Car la « beauté que les yeux
et les mains touchent / et qui fait faire au cœur un premier degré dans
le chant », « se dérobe et il faut s’élever plus
haut » : alors « la cible et le
chasseur tenace » se rejoignent dans un élan ascendant
ininterrompu, « confondus dans la jubilation de la lumière » (p.
30). La grande ascension commence, celle de la divinisation royale (en
empruntant la barque de Rê pour traverser le ciel diurne) :
Considérez le ciel solaire
à l’heure de l’extrême
incandescence :
c’est là qu’il nous faut
traverser.
Des barques croisent dans ce lac
de lumière.
Aiguisez mieux votre regard :
vous les verrez franchir sans
bruit cette brume éblouie
et, par-delà, s’ancrer dans les
eaux de la nuit
pour y plonger éternellement leurs
filets
dans
les profondeurs. (p. 31)
On remarquera, en guise de signaux
de passage, que les « froides flèches » lancées par
« l’archer noir » d’au-delà du « tissu bleu du ciel »
font place à « cette brume éblouie », on dirait, autant par
« l’extrême incandescence » de la lumière du « ciel
solaire » que par « les eaux de la nuit », qui ne sont pas
sans rappeler les « brumes froides » au début du parcours… Oui,
il est paradoxal, ce chemin, sans pour autant être circulaire. Car la
qualité de cette « beauté », de cette « lumière »,
change, comme change d’autre part la nature du « noir » ou de
la « nuit » : on dirait, un chiasme avec transvasement de
sens.
On retrouve ainsi la double
ambiguïté de la « clarté » et de la « brume » – qu’on
avait déjà vue à l’œuvre dans La Clarté Notre-Dame – et qu’on ne
saura éviter d’associer à la « nuit obscure » de Jean de la
Croix et à la « nuit » de Novalis, pour ne pas évoquer aussi
l’anonyme « nuage d’inconnaissance » (The Cloude of Unknowyng) du XIVe siècle, magistralement
traduit par l’incomparable Armel Guerne (2).
Car la lumière, la vraie, est une
« nomade » qui nous vient « des noirs
déserts » :
Qui la dirait comète ne parlerait
pas en vain,
cette clarté, visible rarement en
une vie
et, dans la mienne, je le crains,
pour la dernière fois.
Celle d’espaces inconnus venue
et chargée de tous les parfums de
la distance,
la nomade à jamais des noirs
déserts,
j’aurai dans ses légers cheveux
rêvé de perdre le sommeil. (p. 32)
C’est à ce moment-là du parcours,
me semble-t-il, que se révèle le rêveur, on pourrait même dire qu’il se
réveille… par suite même de la révélation de cette double nature
ombre/lumière, qui lui est donnée furtivement (Eurydice ?...). Pour
moi, c’est une évidence : il s’agit du Poète par excellence, Orphée,
dont la figure émerge entre les lignes telle sa tête portée par la lyre
flottant sur les vagues de la mer dans le tableau de Jean Delville (bien
plus évocateur que celui de Gustave Moreau).

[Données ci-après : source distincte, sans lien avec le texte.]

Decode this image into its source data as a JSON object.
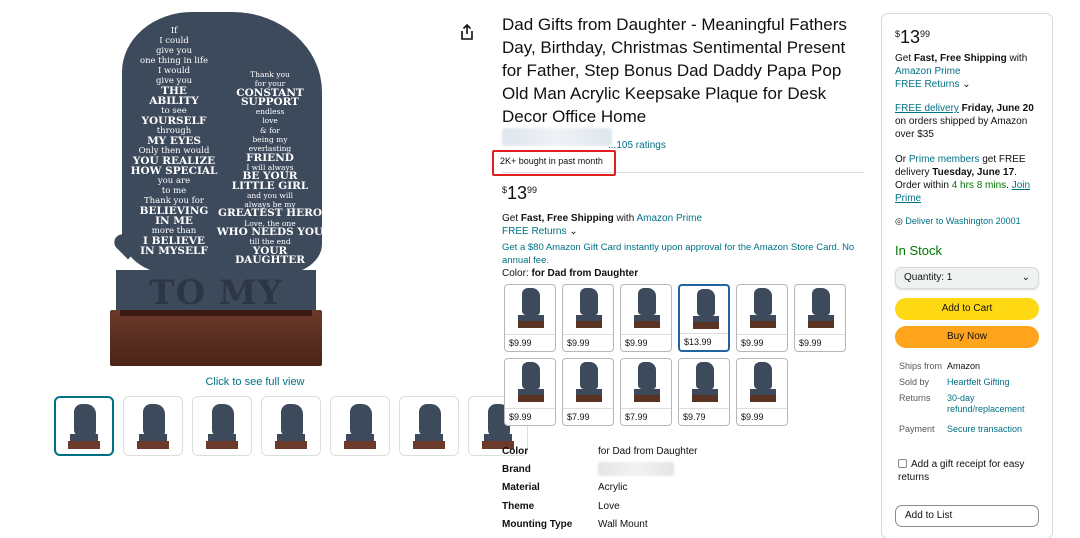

Pour quelques pas qu’il aurait
fait près d’elle dans la nuit,
je pressens qu’il l’aurait placée,
comme on l’a fait pour Andromède
ou Bételgeuse,
au plus haut de son ciel
intérieur,
entre les cornes de la Lyre,
afin que jusque dans l’hiver
glacial
il puisse encore voir étinceler
les traces des trop tendres
griffes sur son cœur. (p. 34)
La rencontre ultime se passe
au-delà de la lumière-écran, qu’il convient d’écarter tel un voile pour
accéder à cette révélation pressentie, celle qui est vision au
double sens du mot, objet et sujet, vue et voyante :
Écarte cette lumière qui n’a
jamais d’yeux
comme un rideau inutile et entre,
approche, toi qui regardes et qui
parles,
plus touchante que l’air
d’automne,
plus tendre que toute sa laine et
tout son lait. (p. 37)
Le dernier poème nous ramène sur
terre, dans la cabane – lire, le quotidien solitaire – du poète
visionnaire qui se demande s’il a seulement rêvé de ce chemin mystique ou
s’il l’a vraiment entrevu, et alors, s’il lui faut encore œuvrer pour se
rendre digne de le parcourir, un jour… Assurément, il l’est, finalement,
devenu ! (3)
Et maintenant, tu te retrouves
seul devant le feu
dans ta cabane.
Les flammes semblent étouffer le
bois comme du lierre.
N'y a-t-il vraiment plus ici
d'autre ombre que toi ?
As-tu rêvé que la lumière n'était
pas seulement au ciel,
hors de portée,
pas seulement dans la musique
entendue
mais dans la musicienne, sur ses
lèvres,
dans ses yeux, même quand elle se
tait ?
Ne dis pas que tu as rêvé, ne le
crois pas :
simplement, tu n'étais pas digne.
Bûcheron gourd ou loup naïf, ne
sors donc plus
de tes forêts : la neige y compte
sur toi.
Heureusement, la hache est posée
loin de tes mains.
(1) Cette vision peut aussi nous
faire penser à la barque portant Arthur vers Avalon, conduit par Ygraine,
Viviane et Morgane, pour trouver, au-delà des brumes, la cristalline
« île des morts » – insula vitrea (un riche article à ce
sujet : Éric Lysøe, « Souvenirs d’Avalon. L’île et la montagne
de verre dans le fantastique à l’époque romantique », dans Cahiers
de recherches médiévales 11 | 2004, en ligne).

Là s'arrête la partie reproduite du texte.